Fixed sagittal imbalance (a syndrome in which the patient is only able to stand with the weight-bearing line in front of the sacrum) has many etiologies. The most commonly reported technique for correction is the Smith-Petersen osteotomy. Few reports on pedicle subtraction procedures (resection of the posterior elements, pedicles, and vertebral body through a posterior approach) are available in the peer-reviewed literature. We are aware of no report involving a substantial number of patients with coexistent scoliosis who underwent pedicle/vertebral body subtraction for the treatment of fixed sagittal imbalance.

METHODS:

Twenty-seven consecutive patients in whom sagittal imbalance was treated with lumbar pedicle subtraction osteotomy at one institution were analyzed. Radiographic analysis included assessment ofthoracic kyphosis, lumbar lordosis, lordosis through the pedicle subtraction osteotomy site, and the C7 sagittal plumb line. Outcomes analysis was performed with use of a before-and-after pain scale, items from the Oswestry questionnaire, and the Scoliosis Research Society (SRS) questionnaire after a minimum duration of follow-up of two years.
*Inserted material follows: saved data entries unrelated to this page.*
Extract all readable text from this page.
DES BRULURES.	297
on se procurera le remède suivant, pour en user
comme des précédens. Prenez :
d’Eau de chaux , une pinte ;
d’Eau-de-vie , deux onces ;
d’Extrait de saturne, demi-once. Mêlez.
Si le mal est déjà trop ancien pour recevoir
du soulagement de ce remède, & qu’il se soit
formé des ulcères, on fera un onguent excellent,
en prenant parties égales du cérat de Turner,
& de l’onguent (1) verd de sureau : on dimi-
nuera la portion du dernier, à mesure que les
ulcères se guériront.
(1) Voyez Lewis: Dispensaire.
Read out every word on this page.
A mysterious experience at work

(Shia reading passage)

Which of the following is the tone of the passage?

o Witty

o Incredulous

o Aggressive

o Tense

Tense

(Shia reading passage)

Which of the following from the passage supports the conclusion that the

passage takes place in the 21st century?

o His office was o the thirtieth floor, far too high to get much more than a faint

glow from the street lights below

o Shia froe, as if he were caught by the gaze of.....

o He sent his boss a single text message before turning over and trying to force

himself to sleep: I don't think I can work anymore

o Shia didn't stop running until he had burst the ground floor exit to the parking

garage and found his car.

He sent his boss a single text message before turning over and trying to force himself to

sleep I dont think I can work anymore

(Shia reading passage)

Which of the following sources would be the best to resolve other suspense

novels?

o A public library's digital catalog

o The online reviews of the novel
Complications and radiographic findings were also analyzed for the entire group.

RESULTS:

Overall, the average increase in lordosis was 34.1° and the average improvement in the sagittal plumb line was 13.5 cm. One patient had development of a lumbar pseudarthrosis through the area of pedicle subtraction osteotomy, and six patients had development of a thoracic pseudarthrosis. Two patients had development of increased kyphosis at L5/S1, caudad to the fusion, resulting in some loss of sagittal correction. There were significant improvements in the overall Oswestry score (p < 0.0001) and the pain-scale score (p = 0.0002). Most patients reported improvement in terms of pain and self-image as well as overall satisfaction with the procedure.

CONCLUSIONS:

Pedicle subtraction osteotomy is a useful procedure for patients with fixed sagittal imbalance. A worse clinical result is associated with increasing patient comorbidities, pseudarthrosis in the thoracic spine, and subsequent breakdown caudad to the fusion.